4. Is this a church committed to reaching non-Christians with the gospel?
5. Is this a church whose leaders are characterized by humility and integrity?
6. Is this a church where people strive to live by God’s Word?
7. Is this a church where I can find and cultivate godly relationships?
8. Is this a church where members are challenged to serve?
9. Is this a church that is willing to kick me out?
10. Is this a church I’m willing to join “as is” with enthusiasm and faith in God?
On pages 88-89 Harris talks about not having any good churches in your area, and being prayerful for the churches nearby. He also says that after a while you may need to pray about moving to an area where you can find a good church and grow spiritually, since we will often move for a job, why not for a better church? He also mentions that is moving is not an option then supplementing your spiritual life with good podcast, videos, and books.
In chapter six Harris lays out what we can do to redeem our Sundays. He gives us a plan of how we should plan our day around the service.
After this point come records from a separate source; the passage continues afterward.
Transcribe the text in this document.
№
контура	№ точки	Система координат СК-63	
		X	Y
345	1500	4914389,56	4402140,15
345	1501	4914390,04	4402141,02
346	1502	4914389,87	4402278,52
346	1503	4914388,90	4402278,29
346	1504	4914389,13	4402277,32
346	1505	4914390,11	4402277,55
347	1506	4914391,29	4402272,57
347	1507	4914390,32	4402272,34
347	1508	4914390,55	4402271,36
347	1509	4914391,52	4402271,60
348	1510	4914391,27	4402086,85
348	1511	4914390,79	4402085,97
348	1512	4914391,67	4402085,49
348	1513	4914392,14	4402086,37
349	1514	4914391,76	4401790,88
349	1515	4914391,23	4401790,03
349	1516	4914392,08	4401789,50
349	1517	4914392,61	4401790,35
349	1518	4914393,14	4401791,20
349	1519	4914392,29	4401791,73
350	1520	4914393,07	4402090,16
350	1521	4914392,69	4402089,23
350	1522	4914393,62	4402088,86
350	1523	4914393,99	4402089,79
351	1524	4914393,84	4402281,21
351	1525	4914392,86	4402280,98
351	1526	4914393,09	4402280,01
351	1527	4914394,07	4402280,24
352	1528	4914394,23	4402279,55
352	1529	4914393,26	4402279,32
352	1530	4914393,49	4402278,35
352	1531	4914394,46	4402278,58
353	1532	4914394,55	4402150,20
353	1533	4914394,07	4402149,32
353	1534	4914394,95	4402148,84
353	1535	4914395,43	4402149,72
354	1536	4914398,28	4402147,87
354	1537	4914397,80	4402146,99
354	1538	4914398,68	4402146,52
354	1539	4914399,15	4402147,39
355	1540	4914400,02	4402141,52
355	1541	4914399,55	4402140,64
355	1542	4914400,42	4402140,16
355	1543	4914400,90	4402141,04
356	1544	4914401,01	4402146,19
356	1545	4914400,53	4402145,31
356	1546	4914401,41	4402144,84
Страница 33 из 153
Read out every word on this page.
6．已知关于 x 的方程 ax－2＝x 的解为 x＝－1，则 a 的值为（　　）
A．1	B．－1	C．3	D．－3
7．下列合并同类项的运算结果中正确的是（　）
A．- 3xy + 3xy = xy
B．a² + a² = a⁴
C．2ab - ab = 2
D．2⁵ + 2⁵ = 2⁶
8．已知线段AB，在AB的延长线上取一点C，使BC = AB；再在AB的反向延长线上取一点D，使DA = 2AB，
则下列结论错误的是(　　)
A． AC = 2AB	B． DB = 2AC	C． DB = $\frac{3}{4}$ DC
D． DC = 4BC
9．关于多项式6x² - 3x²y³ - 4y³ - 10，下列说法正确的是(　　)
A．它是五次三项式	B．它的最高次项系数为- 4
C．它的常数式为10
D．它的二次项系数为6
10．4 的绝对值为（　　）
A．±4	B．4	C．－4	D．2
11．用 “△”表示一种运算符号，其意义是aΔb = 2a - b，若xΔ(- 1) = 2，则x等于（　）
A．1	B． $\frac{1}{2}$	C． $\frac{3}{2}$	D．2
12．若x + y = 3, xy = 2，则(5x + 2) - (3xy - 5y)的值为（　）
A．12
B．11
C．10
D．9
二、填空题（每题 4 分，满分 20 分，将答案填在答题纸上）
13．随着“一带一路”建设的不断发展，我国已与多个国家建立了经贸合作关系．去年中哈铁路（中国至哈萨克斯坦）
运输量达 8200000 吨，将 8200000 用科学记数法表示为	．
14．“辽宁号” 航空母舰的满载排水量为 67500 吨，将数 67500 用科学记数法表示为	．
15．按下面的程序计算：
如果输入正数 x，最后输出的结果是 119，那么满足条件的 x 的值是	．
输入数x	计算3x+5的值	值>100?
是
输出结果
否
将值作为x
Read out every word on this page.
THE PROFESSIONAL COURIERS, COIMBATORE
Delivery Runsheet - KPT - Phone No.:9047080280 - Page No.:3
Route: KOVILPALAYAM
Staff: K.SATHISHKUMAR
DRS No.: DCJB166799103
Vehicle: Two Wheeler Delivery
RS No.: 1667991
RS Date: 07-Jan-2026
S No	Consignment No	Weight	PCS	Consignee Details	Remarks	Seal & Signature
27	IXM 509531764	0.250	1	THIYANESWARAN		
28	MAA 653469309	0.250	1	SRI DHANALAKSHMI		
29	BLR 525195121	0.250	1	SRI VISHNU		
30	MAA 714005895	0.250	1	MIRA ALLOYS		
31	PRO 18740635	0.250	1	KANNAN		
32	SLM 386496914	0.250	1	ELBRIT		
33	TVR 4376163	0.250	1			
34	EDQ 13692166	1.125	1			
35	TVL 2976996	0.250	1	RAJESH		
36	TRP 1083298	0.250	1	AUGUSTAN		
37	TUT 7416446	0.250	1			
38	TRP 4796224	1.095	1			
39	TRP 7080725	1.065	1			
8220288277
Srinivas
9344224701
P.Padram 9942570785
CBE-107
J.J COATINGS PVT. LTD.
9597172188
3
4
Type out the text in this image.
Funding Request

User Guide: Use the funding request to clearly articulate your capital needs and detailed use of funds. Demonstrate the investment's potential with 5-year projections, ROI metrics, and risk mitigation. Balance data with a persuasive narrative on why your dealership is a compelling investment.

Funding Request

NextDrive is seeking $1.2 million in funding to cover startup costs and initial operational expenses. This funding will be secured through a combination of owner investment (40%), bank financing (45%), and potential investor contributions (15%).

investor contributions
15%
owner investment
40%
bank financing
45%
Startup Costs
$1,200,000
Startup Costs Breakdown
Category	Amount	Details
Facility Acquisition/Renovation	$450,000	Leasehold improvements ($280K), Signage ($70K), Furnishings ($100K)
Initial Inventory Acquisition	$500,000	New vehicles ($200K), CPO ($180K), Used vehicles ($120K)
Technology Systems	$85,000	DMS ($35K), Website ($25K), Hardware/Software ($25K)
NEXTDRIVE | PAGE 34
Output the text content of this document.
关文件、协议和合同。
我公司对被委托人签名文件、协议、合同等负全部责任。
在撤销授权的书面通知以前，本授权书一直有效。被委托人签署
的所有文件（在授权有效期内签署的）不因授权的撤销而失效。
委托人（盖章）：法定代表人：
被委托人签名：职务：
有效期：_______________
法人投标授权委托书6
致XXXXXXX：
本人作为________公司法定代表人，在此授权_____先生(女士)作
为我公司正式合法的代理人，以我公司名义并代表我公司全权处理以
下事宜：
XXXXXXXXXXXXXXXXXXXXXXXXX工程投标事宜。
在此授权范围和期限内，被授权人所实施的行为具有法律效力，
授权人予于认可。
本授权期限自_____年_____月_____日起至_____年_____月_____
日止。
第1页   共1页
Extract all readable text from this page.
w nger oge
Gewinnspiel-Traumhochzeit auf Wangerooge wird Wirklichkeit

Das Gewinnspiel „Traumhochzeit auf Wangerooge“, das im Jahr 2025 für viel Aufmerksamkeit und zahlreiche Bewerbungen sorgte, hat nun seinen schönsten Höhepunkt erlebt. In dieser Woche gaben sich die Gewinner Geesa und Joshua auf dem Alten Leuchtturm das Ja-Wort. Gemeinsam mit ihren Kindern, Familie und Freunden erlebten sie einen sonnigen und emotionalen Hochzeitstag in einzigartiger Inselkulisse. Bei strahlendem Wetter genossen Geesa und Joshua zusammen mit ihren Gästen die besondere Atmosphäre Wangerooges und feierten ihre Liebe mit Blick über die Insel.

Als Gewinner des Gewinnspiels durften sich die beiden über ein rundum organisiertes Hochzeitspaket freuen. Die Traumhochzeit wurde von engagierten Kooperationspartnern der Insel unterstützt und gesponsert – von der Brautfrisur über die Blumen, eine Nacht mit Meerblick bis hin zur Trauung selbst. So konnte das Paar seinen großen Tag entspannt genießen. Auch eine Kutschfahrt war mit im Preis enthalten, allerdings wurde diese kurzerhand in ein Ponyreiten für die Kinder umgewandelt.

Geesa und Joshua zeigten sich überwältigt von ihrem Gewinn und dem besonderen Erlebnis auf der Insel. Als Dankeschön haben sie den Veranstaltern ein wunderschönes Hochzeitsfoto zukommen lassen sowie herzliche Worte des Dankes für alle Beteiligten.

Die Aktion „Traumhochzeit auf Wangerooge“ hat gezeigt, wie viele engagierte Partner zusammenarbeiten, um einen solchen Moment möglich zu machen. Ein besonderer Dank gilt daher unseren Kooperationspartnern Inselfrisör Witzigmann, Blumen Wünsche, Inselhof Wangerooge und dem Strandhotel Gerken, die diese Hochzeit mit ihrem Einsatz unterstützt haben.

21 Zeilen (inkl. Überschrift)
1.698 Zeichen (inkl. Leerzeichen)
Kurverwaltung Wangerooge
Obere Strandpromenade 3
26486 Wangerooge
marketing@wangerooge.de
He tells us that before the meeting we should prepare our hearts. He goes on to say,
It makes sense, really We shouldn’t expect a rich spiritual experience on Sunday if we’re not willing to prepare our hearts and minds. Think about other parts of life: Before we play sports we warm up. Before a big presentation at work we review our notes. Before we take a major test, we study. Why should we assume that we can show up on Sunday morning with no spiritual preparation? (Harris, 95)
So this book has been a great read. If you have ever had a problem in looking for a local church or want to know how to love your church better check it out. By law I have received a free copy of this book for review, from Multnomah Press.